Friday, September 5, 2025

LAMB: A novel in snapshots, what it felt like to be young and queer and there


LAMB: A novel in snapshots
TROY FORD

Sweet Flag Books (non-affiliate Bookshop.org link)
$9.99 paperback, available now

Rating: 4* of five

The Publisher Says: D is shaken when his mercurial friend Lamb vanishes just before they're set to move in together. The news of his death three years later shadows him like a ghost.

Sifting through Lamb's journals decades later, D uncovers a raw, intimate portrait of a sensitive misfit navigating a world that never understood him.

From their first meeting at an elite all-boys school to the chaos of 1990s San Francisco, Lamb's story unfolds in a tangle of tenderness and rebellion, anguish and adventure. Through journal entries, letters, poetry, and stories, Lamb is a coming-of-age in snapshots that captures the dazed spirit of young men searching for belonging in the aftermath of the AIDS crisis.
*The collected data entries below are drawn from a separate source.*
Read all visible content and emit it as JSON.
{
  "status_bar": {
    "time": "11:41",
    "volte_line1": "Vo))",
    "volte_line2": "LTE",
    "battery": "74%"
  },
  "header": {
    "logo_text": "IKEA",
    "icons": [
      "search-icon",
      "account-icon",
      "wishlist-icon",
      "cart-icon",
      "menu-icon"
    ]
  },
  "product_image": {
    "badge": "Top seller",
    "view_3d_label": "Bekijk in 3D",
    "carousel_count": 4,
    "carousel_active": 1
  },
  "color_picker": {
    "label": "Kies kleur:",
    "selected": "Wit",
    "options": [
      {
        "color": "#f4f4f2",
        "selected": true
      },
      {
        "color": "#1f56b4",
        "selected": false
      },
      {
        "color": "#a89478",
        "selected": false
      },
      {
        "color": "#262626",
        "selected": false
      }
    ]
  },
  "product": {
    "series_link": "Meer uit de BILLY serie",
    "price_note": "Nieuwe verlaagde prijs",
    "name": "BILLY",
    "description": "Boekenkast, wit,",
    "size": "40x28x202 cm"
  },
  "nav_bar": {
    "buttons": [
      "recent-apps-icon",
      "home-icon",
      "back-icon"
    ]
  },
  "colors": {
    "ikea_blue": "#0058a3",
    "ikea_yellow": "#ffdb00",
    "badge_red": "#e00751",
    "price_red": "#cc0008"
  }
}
A Tales of the City for Generation X—a dark afterparty of gay awakening both aching and unforgettable.

I RECEIVED A DRC FROM THE PUBLISHER VIA NETGALLEY. THANK YOU.

My Review
: A very sweetly remembered lover from the first years of knowing you're queer will always call your heart home. It's this book that tells you why it did for Author Ford.

We all grow older with this kind of memory of our coming of age, if not always coming out. It's the nature of being adolescent in the modern world...finding one's tribe, feeling one's first romantic love (for most anyway) are very deep experiences. Bound up with our particular time and place, they're all a stew of heady, intense, immediate sensations and thoughts and things learned.

It felt very *right* to be in D and in Lamb's heads from the time just that crucial bit ahead of them.

You can't go home again; but you can remember it, you can summon the sensations thoughts feelings to your older self. There are times that is what you need and should seek out. This book will likely do that for boys born in about 1959 through 1966. It felt good to be young then, even if you weren't *happy* you felt you *could* be.

To all y'all born after 1980: I'm so sorry my generation fucked up so very badly. We did you out of this glorious sadness, and we're only ever going to pay for it.